Seventy Years Of Protecting Creatures Great and Small
Jone Bouman takes her job very seriously. When it comes to animal safety and well being on a shoot, be it a student film, a commercial, a music video, or a big budget feature, American Humane Film and Television Unit is there every minute any animal is required, no matter how large or small.
"We are the voice for that animal. We’re committed to ensuring the welfare and safety of that animal at all times," said Bouman. "By ensuring their safety, we also ensure the welfare and safety of the cast, the crew, and the entire production."

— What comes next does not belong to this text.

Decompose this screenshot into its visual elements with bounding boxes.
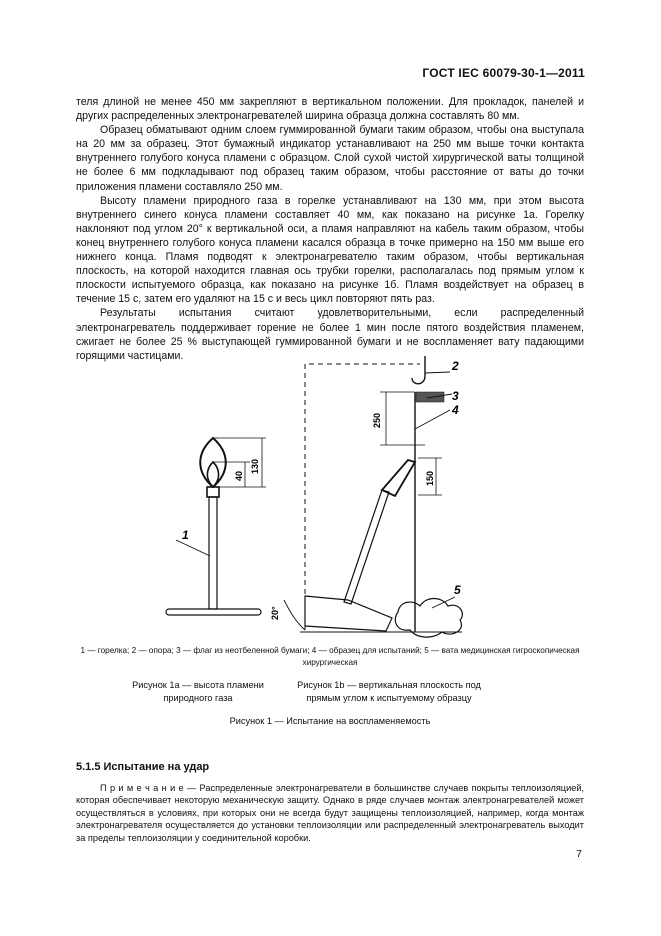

This year, American Humane Film and Television Unit begins celebrating its 70th anniversary. American Humane Film and Television Unit has been in service for as many years as the major studios, and longer than all the television networks. This organization works in tandem with SAG and AFTRA: any type of contract shoot, including student and experimental, is required to have an American Humane Animal Safety Representative for every day the animals will be on set, regardless of species.
"We are there for any SAG and AFTRA contract work, even student films. We do not charge a fee for our services anywhere in the United States," said Bouman. "Although it is the responsibility of the production staff to notify us of their needs, we also do a lot of research: reading the trades and production listings, to discover what upcoming productions will be using animals. If a production hasn’t gotten in touch with us, we will do our best to get out there to them."
American Humane’s headquarters is in Colorado , with two additional branch offices: the public policy office that deals with legislation and policies on the congressional level is located in Washington , D.C. The Film and Television Unit office is located in Los Angeles . In addition to office staff, there are eleven full time and roughly two dozen certified animal safety representatives located throughout the country and Canada . The animal safety representatives come from diverse backgrounds. Current representatives include equestrian specialists, humane officers, and a primatologist. Each animal safety representative has the ability to work on any type of set, however, they all have animal specialties and a very strong understanding of the workings of a production set, be it in a studio or on location.
American Humane’s process begins by reviewing the production’s script and analyzing the animal action it contains. Once there is an understanding of what will be required of the animals, a determination of how many, and which animal safety representatives would best suit the production’s needs, is made. For instance, Universal Picture’s “Evan Almighty” had a high volume of animals and animal types utilized during shooting. Ten animal safety representatives rotated throughout the shoot, with at least two representatives on set each day.
“When we are on a set, we do our best to be collaborative. We’re not there as police; we really want to help you get that shot,” said Bouman. “We don’t want to ruin your horse stampede. We just want to ensure the safety of the animal and everyone involved. We want to give you that seal of approval called ‘No Animals Where Harmed.’ People look for it, and when they don’t see it, they can get upset.”
The ‘No Animals Were Harmed” end-credit disclaimer is awarded to a film that has full supervision and in which the animal safety and well-being were ensured. Once a production has wrapped, a few final steps are necessary before this seal is bestowed.
"Screeners are needed once a film is locked,” said Bouman. “We also need the notes from the animal safety representative on all facets of production. We match the notes taken by the rep while on set with what they see on the screen. If there is an animal that appears that was not included in the production notes, that might indicate that they didn’t have a safety rep on set at that time, in which case we can no longer attest to the animal’s safety.”
Once a production is finished, Bouman becomes the production’s best friend. In addition to answering any questions that arise, she utilizes the public relations process to reach out to the communities associated with the respective type and breed of the animal, and inform them that the production performed within the best practices for the animals. This helps attach a positive message for a core demographic.
”During ‘ Beverly Hills Chihuahua ’ we worked with Disney to send a message about spaying and neutering pets,” said Bouman. “Disney also sent out a great message to parents, encouraging them to do research on breeds before acquiring a family pet. With ‘Marley and Me,’ Fox worked on a national shelter adoption campaign that received coverage from major media outlets nation-wide.”
Over the last ten years, there have been a few changes in national and international incentive policies that affect American Humane’s role on set. A greater number of productions have begun shooting overseas. Overseas shoots sometimes take advantage of loopholes regarding having American Humane on set to ensure safe conditions for animals. Yet, in many instances, this is where American Humane may be most needed. American Humane is currently working on expanding their international presence.
Additionally, as incentive packages increase statewide, less experienced animal trainers and wranglers are employed by productions. Animals are brought on set unable to accomplish the tasks a production has retained them for. Many of these animals are unable to handle the stress of a set, between the lights, sounds, scents and activity, or the introduction of other animals. A great educational tool that can help crew to become aware of, and understand the safety requirements American Humane ensures while on set,. are the “Guidelines for the Safe Use of Animals in Filmed Media” document available from American Humane’s Film and Television Unit..
“For instance, perfumes and a tiger, or any exotic animal, can’t be mixed,” said Bouman. “American Humane can oversee the situation, and watch over the set. We feel it is important to have animals on film as long as they are safe and treated humanely. They remind people every day that we share the planet with these other species. Animals should enrich a story. It’s important to remember that they do exist and deserve our care and compassion.”